The charges stem from attempts to develop a Forum Health medical center on land owned by Layshock's brother, Kenneth, and a business partner along state Route 534 in the village.
''I will attest to certain facts in the case. But I believe my actions were legal then and just as legal now,'' Layshock said Thursday.
''I can admit to going to a meeting at the Saratoga (Restaurant) where we talked about a stimulus, or Obama grant. But that body had no authority or power to move on the grant. After meetings, City Council voted to apply for the grant and I didn't attend the meeting to avoid any conflict of interest,'' Layshock said.
Layshock ''participated directly and indirectly in meetings, discussions, deliberations and other actions intended to benefit the business interests of his brother Kenneth Layshock,'' according to the complaints that were being prosecuted by Julie Korte of the Ethics Commission.
Kenneth Layshock was never charged with anything.

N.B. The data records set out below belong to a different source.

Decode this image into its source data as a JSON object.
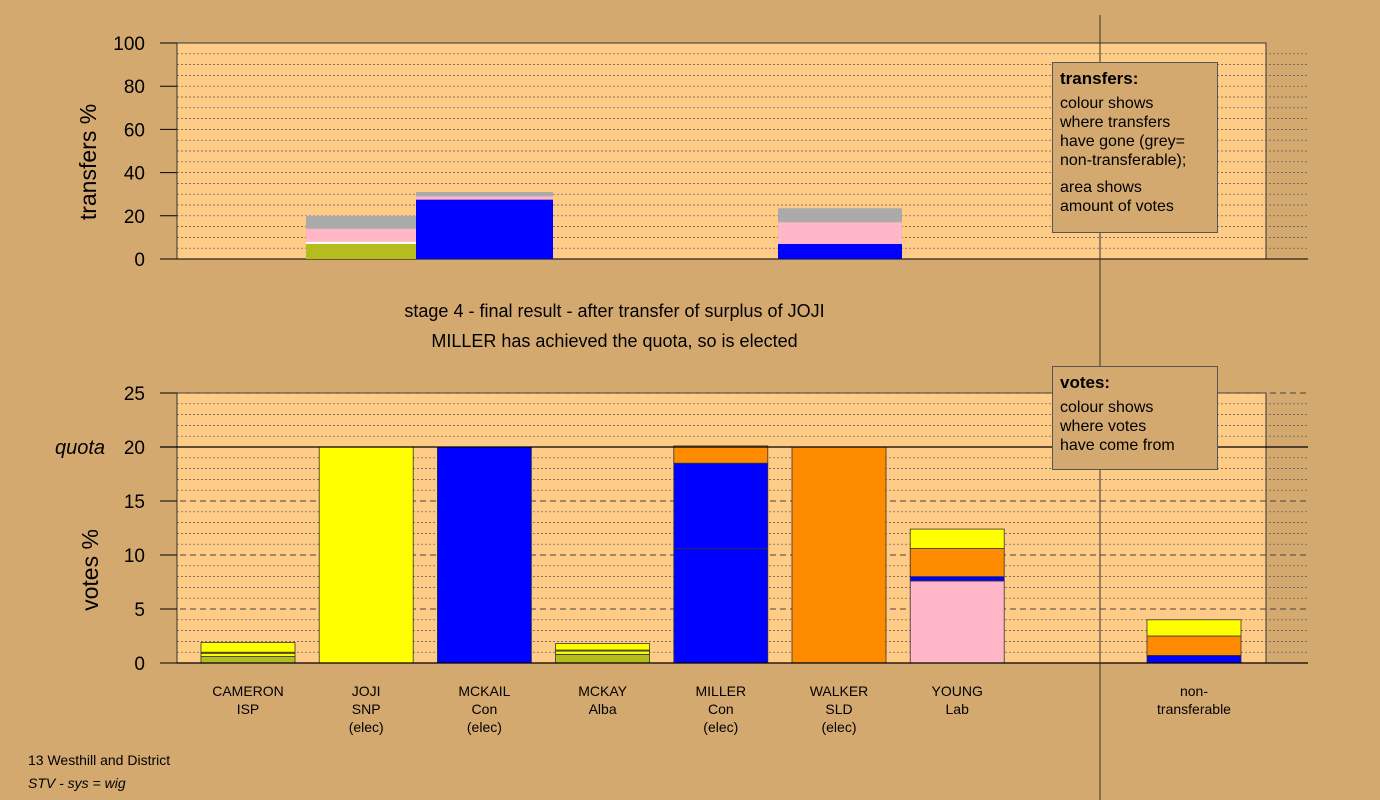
{
  "chart_data": [
    {
      "type": "bar",
      "stacked": true,
      "ylabel": "transfers %",
      "ylim": [
        0,
        100
      ],
      "yticks": [
        0,
        20,
        40,
        60,
        80,
        100
      ],
      "categories": [
        "CAMERON",
        "JOJI",
        "MCKAIL",
        "MCKAY",
        "MILLER",
        "WALKER",
        "YOUNG",
        "non-transferable"
      ],
      "bars": [
        {
          "category": "CAMERON",
          "segments": [
            {
              "color": "#b5bd1e",
              "value": 7
            },
            {
              "color": "#ffffff",
              "value": 1
            },
            {
              "color": "#ffb6c6",
              "value": 6
            },
            {
              "color": "#aaaaaa",
              "value": 6
            }
          ]
        },
        {
          "category": "JOJI",
          "segments": [
            {
              "color": "#0000ff",
              "value": 27.5
            },
            {
              "color": "#ffb6c6",
              "value": 1.5
            },
            {
              "color": "#aaaaaa",
              "value": 2
            }
          ]
        },
        {
          "category": "MILLER",
          "segments": [
            {
              "color": "#0000ff",
              "value": 7
            },
            {
              "color": "#ffb6c6",
              "value": 10
            },
            {
              "color": "#aaaaaa",
              "value": 6.5
            }
          ]
        }
      ],
      "legend": {
        "title": "transfers:",
        "lines": [
          "colour shows",
          "where transfers",
          "have gone (grey=",
          "non-transferable);"
        ],
        "lines2": [
          "area shows",
          "amount of votes"
        ]
      }
    },
    {
      "type": "bar",
      "stacked": true,
      "ylabel": "votes %",
      "ylim": [
        0,
        25
      ],
      "yticks": [
        0,
        5,
        10,
        15,
        20,
        25
      ],
      "quota": 20,
      "quota_label": "quota",
      "candidates": [
        {
          "name": "CAMERON",
          "party": "ISP",
          "status": "",
          "segments": [
            {
              "color": "#b5bd1e",
              "value": 0.6
            },
            {
              "color": "#ffff00",
              "value": 0.3
            },
            {
              "color": "#b5bd1e",
              "value": 0.1
            },
            {
              "color": "#ffff00",
              "value": 0.9
            }
          ]
        },
        {
          "name": "JOJI",
          "party": "SNP",
          "status": "(elec)",
          "segments": [
            {
              "color": "#ffff00",
              "value": 20
            }
          ]
        },
        {
          "name": "MCKAIL",
          "party": "Con",
          "status": "(elec)",
          "segments": [
            {
              "color": "#0000ff",
              "value": 20
            }
          ]
        },
        {
          "name": "MCKAY",
          "party": "Alba",
          "status": "",
          "segments": [
            {
              "color": "#b5bd1e",
              "value": 0.8
            },
            {
              "color": "#ffff00",
              "value": 0.3
            },
            {
              "color": "#b5bd1e",
              "value": 0.1
            },
            {
              "color": "#ffff00",
              "value": 0.6
            }
          ]
        },
        {
          "name": "MILLER",
          "party": "Con",
          "status": "(elec)",
          "segments": [
            {
              "color": "#0000ff",
              "value": 10.6
            },
            {
              "color": "#0000ff",
              "value": 7.9
            },
            {
              "color": "#ff8c00",
              "value": 1.5
            },
            {
              "color": "#ffff00",
              "value": 0.1
            }
          ]
        },
        {
          "name": "WALKER",
          "party": "SLD",
          "status": "(elec)",
          "segments": [
            {
              "color": "#ff8c00",
              "value": 20
            }
          ]
        },
        {
          "name": "YOUNG",
          "party": "Lab",
          "status": "",
          "segments": [
            {
              "color": "#ffb6c6",
              "value": 7.6
            },
            {
              "color": "#0000ff",
              "value": 0.4
            },
            {
              "color": "#ff8c00",
              "value": 2.6
            },
            {
              "color": "#ffff00",
              "value": 1.8
            }
          ]
        }
      ],
      "nontransferable": {
        "line1": "non-",
        "line2": "transferable",
        "segments": [
          {
            "color": "#0000ff",
            "value": 0.7
          },
          {
            "color": "#ff8c00",
            "value": 1.8
          },
          {
            "color": "#ffff00",
            "value": 1.5
          }
        ]
      },
      "legend": {
        "title": "votes:",
        "lines": [
          "colour shows",
          "where votes",
          "have come from"
        ]
      }
    }
  ],
  "caption": {
    "line1": "stage 4 - final result - after transfer of surplus of JOJI",
    "line2": "MILLER has achieved the quota, so is elected"
  },
  "footer": {
    "line1": "13 Westhill and District",
    "line2": "STV - sys = wig"
  },
  "colors": {
    "background": "#d4a970",
    "plot_background": "#ffcc88"
  }
}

Kenneth Layshock said in January that he and his business partner had met with officials of Forum Health and several area political and economic leaders for a breakfast meeting Feb. 10, 2009, at Saratoga Restaurant in downtown Warren. He said the intent of the meeting was to determine how to go about obtaining federal stimulus grant money to develop a medical center on the Newton Falls property.
Ken Layshock said in attendance were representatives from the offices of U.S. Rep. Timothy J. Ryan, former state Rep. Sandra Stabile Harwood, Ohio Sen. Capri Cafaro, the Trumbull County Planning Commission, the Regional Chamber, former Forum Health Chief Executive Officer Walter ''Buzz'' Pishkur and Ken Layshock's contractor. Also in attendance from Newton Falls were then-Mayor Pat Layshock, city manager Jack Haney, and at least two members of Newton Falls council.

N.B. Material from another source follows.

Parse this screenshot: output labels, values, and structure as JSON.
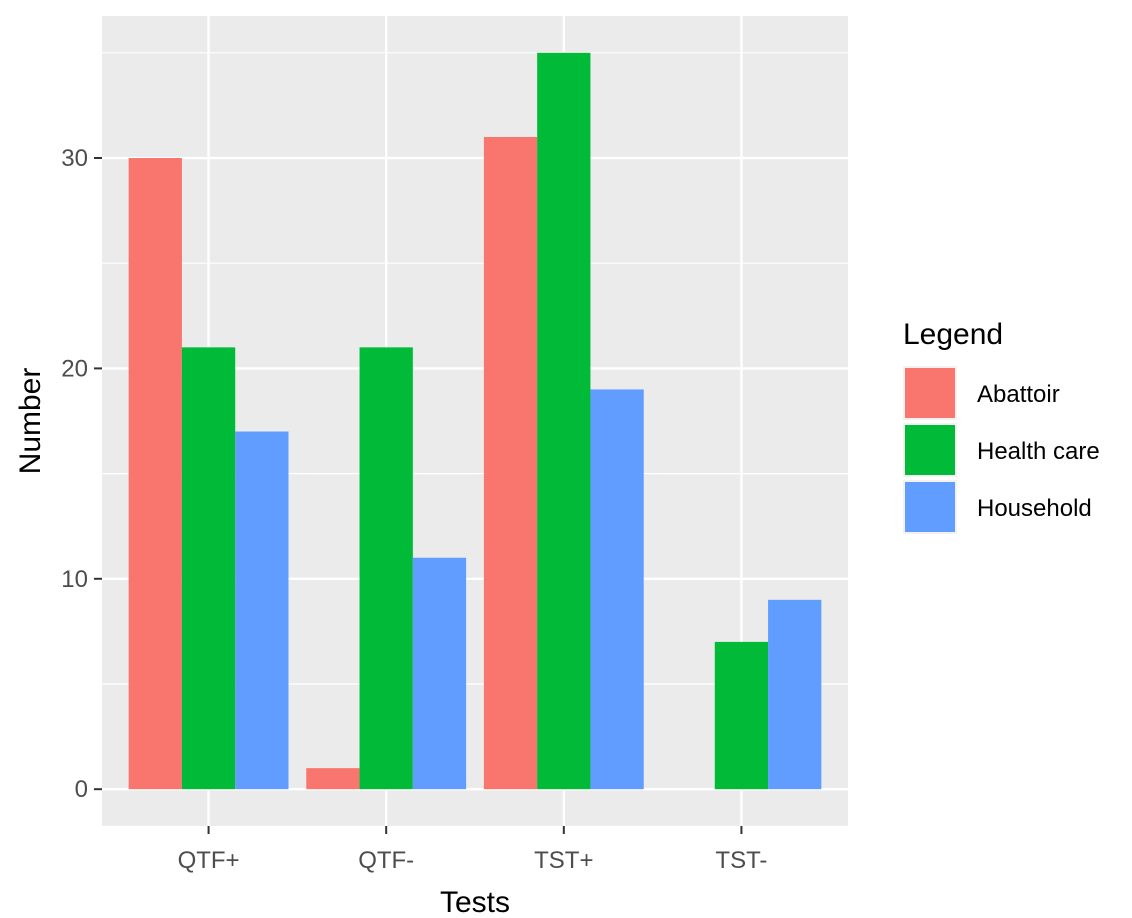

A short time later Newton Falls filed an application seeking $631,964 in federal grants for infrastructure and permits that would help enable the medical center to be developed on his property. Ken Layshock said the paperwork was authorized by council and submitted by Haney. The project never came to fruition.
Pat Layshock was recalled by voters in November 2010, removing him from his office and replacing him with current mayor Lyle Waddell.
The ex-mayor said he was never approached by Ethics Commission investigators until nearly two years after the Saratoga meeting and he cooperated fully with the investigation.